Stepfamilies are a growth industry

The following commentary is provided by Dr Jan Pryor, an advisory board member for the Roy McKenzie Centre for the Study of Families and Adjunct Professor in the School of Psychology at Victoria University of Wellington.

Family going for a walk

Stepfamilies are increasing, as the number of couples separate and re-partner. Both married and cohabiting relationships that dissolve are the basis for stepfamilies being formed when one or both parents re-partner. Increasingly, too, stepfamilies are formed when a single mother (or father) who has not been in a partnership forms a stable relationship with someone who becomes a parenting figure to the child or children.

Our society tends to regard stepfamilies as somehow less proper, less ‘real’ than first families, and this continues to be reinforced by fairytales and modern media. Yet their sheer numbers compel us to take them seriously. At least one in ten children in New Zealand lives in a stepfamily at any one time, and nearly one in three will do so before they are sixteen.

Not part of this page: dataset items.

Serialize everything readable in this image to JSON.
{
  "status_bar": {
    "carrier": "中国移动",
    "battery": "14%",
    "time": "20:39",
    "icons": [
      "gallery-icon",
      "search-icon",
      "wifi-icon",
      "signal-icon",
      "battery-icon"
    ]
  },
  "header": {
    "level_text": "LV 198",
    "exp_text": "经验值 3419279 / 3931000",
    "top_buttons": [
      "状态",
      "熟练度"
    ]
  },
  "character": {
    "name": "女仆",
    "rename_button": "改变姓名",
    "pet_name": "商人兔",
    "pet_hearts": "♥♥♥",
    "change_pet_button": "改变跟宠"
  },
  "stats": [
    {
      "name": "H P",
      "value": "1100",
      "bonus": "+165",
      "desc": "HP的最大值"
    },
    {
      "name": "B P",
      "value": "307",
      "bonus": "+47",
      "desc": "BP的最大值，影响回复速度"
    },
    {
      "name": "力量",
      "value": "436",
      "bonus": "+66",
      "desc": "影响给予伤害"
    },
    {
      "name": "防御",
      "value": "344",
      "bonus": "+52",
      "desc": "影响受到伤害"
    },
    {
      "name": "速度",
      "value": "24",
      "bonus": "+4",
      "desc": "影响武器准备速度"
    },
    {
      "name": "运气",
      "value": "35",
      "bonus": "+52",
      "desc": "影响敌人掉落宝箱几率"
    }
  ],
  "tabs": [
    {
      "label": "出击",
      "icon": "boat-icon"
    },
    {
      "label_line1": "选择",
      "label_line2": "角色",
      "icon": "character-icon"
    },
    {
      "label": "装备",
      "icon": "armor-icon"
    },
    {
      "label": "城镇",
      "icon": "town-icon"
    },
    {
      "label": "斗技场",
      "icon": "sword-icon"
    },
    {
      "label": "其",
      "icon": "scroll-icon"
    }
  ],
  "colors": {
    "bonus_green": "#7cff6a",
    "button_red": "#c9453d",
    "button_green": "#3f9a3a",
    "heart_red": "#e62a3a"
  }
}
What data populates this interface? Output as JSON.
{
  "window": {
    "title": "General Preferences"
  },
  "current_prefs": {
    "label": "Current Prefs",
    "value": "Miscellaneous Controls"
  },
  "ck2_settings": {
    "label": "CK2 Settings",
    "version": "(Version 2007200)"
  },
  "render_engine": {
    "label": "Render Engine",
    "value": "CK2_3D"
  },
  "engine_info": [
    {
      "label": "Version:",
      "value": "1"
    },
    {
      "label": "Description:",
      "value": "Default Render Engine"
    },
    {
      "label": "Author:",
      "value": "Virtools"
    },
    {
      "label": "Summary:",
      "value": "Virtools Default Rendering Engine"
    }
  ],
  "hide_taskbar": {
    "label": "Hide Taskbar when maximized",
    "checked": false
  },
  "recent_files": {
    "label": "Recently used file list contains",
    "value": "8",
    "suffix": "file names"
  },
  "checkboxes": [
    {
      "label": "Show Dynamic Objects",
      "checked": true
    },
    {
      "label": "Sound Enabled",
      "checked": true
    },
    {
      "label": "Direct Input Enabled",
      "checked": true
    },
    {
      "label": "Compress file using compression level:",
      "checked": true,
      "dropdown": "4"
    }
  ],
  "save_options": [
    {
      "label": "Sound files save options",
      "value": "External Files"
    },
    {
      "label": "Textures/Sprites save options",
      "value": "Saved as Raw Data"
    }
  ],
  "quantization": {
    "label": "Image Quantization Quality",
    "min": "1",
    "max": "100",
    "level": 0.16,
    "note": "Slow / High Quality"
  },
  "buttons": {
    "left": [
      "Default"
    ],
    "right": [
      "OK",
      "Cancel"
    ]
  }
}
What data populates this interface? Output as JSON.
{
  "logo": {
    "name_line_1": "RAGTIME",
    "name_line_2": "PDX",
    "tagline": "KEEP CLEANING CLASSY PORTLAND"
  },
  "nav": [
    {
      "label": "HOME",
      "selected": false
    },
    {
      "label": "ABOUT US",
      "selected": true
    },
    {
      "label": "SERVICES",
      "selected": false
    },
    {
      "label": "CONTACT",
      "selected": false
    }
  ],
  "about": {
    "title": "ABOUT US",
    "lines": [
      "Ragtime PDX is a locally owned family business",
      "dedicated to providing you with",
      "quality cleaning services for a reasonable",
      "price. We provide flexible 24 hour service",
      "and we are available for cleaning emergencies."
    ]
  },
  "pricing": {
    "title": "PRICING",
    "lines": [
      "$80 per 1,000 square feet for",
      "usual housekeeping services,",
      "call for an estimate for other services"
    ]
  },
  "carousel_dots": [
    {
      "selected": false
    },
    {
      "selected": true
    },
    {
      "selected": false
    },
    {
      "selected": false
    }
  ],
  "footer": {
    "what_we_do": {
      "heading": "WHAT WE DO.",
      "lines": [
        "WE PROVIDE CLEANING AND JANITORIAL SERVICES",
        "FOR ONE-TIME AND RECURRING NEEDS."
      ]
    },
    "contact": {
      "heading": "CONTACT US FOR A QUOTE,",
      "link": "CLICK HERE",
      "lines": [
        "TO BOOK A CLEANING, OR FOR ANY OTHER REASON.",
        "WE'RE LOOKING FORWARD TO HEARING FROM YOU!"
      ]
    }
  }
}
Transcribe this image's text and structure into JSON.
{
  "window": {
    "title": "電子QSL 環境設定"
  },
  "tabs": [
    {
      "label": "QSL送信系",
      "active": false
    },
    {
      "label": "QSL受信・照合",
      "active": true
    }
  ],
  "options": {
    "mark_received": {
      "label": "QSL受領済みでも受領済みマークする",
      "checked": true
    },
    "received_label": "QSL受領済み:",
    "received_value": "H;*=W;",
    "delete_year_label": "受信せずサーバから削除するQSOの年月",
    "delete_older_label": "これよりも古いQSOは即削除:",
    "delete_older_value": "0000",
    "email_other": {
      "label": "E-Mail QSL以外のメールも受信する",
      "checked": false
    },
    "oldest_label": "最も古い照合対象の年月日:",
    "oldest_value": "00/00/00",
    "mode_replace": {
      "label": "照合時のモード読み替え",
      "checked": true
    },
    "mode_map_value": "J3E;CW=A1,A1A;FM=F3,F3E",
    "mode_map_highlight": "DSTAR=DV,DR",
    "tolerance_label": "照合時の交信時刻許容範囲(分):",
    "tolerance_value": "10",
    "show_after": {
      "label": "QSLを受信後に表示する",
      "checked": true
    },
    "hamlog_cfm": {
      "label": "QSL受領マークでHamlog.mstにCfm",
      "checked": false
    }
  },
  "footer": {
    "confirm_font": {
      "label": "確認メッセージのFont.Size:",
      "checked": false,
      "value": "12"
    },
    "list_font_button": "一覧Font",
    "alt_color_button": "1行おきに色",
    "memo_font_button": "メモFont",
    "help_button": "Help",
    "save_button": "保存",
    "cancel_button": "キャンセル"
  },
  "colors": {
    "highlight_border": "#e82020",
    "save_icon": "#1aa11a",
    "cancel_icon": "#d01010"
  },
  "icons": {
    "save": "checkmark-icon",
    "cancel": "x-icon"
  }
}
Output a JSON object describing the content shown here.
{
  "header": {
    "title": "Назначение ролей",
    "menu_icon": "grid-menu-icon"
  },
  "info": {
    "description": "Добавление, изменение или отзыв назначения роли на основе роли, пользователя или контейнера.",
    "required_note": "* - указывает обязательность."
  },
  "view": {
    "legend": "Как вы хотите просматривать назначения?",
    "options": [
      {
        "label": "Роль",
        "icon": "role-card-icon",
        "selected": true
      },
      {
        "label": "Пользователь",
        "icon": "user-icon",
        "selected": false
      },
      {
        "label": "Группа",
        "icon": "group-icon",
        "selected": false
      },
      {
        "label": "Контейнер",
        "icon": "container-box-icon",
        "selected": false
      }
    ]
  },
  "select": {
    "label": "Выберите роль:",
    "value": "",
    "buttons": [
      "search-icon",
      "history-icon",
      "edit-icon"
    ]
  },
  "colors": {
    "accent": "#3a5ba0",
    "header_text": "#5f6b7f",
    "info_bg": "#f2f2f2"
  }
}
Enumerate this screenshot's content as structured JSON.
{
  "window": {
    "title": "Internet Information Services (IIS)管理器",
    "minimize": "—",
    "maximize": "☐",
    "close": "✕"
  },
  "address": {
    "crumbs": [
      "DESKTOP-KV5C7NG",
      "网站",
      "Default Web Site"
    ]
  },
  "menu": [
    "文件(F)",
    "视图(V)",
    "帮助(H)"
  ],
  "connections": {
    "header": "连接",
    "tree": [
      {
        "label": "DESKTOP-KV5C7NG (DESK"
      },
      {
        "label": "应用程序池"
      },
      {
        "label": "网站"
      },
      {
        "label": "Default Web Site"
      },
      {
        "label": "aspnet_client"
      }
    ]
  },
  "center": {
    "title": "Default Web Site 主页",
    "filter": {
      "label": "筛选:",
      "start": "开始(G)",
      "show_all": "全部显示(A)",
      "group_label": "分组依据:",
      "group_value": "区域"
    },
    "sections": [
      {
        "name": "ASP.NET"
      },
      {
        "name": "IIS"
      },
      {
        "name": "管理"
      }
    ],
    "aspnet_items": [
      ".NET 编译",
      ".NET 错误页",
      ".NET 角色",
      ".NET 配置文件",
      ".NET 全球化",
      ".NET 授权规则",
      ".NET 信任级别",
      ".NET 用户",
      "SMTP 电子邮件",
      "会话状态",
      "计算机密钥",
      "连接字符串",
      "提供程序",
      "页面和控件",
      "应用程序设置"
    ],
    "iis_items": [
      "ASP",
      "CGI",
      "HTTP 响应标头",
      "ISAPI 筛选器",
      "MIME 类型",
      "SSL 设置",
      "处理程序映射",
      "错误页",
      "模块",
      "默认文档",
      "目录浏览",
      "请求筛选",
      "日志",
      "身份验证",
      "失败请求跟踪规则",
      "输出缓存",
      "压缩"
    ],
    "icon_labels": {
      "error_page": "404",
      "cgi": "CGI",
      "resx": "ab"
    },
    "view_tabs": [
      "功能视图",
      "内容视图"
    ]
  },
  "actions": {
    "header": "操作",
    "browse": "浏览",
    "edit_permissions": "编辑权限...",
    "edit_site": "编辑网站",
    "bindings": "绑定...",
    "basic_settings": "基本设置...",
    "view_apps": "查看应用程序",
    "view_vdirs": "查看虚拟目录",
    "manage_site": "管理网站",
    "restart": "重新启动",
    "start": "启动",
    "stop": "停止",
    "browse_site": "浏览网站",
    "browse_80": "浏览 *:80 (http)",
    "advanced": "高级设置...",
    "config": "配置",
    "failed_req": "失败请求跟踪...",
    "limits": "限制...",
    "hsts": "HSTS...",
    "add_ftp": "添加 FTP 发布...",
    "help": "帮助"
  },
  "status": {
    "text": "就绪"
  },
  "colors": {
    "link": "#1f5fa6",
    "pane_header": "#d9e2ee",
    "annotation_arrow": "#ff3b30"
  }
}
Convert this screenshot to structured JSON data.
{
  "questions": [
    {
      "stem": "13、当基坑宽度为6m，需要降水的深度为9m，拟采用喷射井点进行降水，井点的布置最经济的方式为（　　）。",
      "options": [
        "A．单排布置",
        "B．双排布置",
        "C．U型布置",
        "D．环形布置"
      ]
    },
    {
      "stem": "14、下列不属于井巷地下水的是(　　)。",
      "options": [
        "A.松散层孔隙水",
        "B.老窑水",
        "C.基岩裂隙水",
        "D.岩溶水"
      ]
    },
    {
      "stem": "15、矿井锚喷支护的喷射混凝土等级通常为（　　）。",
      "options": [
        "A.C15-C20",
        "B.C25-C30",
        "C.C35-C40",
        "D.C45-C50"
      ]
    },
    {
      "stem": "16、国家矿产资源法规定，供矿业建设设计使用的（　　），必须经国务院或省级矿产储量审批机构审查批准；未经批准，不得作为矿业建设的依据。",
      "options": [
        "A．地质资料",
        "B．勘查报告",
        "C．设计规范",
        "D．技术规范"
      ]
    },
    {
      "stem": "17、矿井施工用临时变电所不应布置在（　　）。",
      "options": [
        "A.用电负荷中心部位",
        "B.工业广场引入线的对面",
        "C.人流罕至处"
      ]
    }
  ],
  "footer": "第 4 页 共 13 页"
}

Stepfamilies are challenging for everyone. Father’s Day is a time to think about fathers in stepfamilies. There are two kinds of dads who are involved.

First, stepdads are usually parenting children who are not theirs biologically, and they have to form relationships with children who may not always welcome them. The best advice for stepdads is to go slowly when the stepfamily first forms, concentrate on supporting your new partner, and let your relationships with the children grow slowly. Spend time with them alone if you can—take them to sport, school or music lessons, let them know that you are interested in their lives. And don’t try to replace their biological dad (unless they are very young and their father is not in their lives). Realistically, if your stepchildren are teenagers when the stepfamily forms, the best you might hope for is to be their friend.

Then there are biological dads. In 90% of stepfamilies, children live with their mothers, and dads are non-resident parents. For many fathers it is painful to see their children living with another father figure. However, your children will benefit most if you maintain a close relationship with them. Children are able to embrace more than two parents in their lives, and my research shows that if they are close to their stepdad, they will also be close to their non-resident dad. It is the behaviour of adults in their lives that determines largely how well they flourish.

All the relationships children have with their parenting figures are pivotal to their wellbeing and to that of the family as a whole. And children may have more than one stepparent; commonly, both parents after a separation re-partner, and children spend time in both households. Children, too, are likely to acquire stepbrothers and sisters, and half brothers and sisters. All of these relationships need patience and time to establish and to become positive.

In the United States, some fathers and stepfathers are joining forces as ‘father allies’ to support and parent children. They are able to set aside potential rivalries for children’s affections and to work together for the wellbeing of the children. In many African American communities, a ‘pedifocal’ perspective is taken in which the child is the centre of all considerations, and all adults who are important to a child are involved in parenting arrangements.

Being a father ally, and taking a primary focus on children, calls for maturity and understanding—it is not easy to cooperate with the other adults involved with your children. Another finding from research, though, shows that parents who criticise the other parent to children end up, when their children have grown up, with young adults who are angry with them.

Despite the risks and difficulties, many stepfamilies thrive and so do the children in them. Stepfamilies need support and information, both of which are scarce in New Zealand. Adults forming stepfamilies need advice that is based on knowledge and research about stepfamilies, not about first families. The dynamics are different, and readily available information based on evidence can help parents to create nurturing households for everyone.

Adults need to put aside their anger and jealousies, and to put their children in the centre of their decisions about living arrangements. This is hard; encouraging another parenting figure’s involvement with their children takes courage and selflessness. To the extent that they can put the children’s interests first, both they and their children are likely to have strong relationships with each other in the future, and children will benefit from the love and care of more than two parents.

Dr Pryor was the inaugural Director of the Roy McKenzie Centre and a former Chief Commissioner at the Families Commission.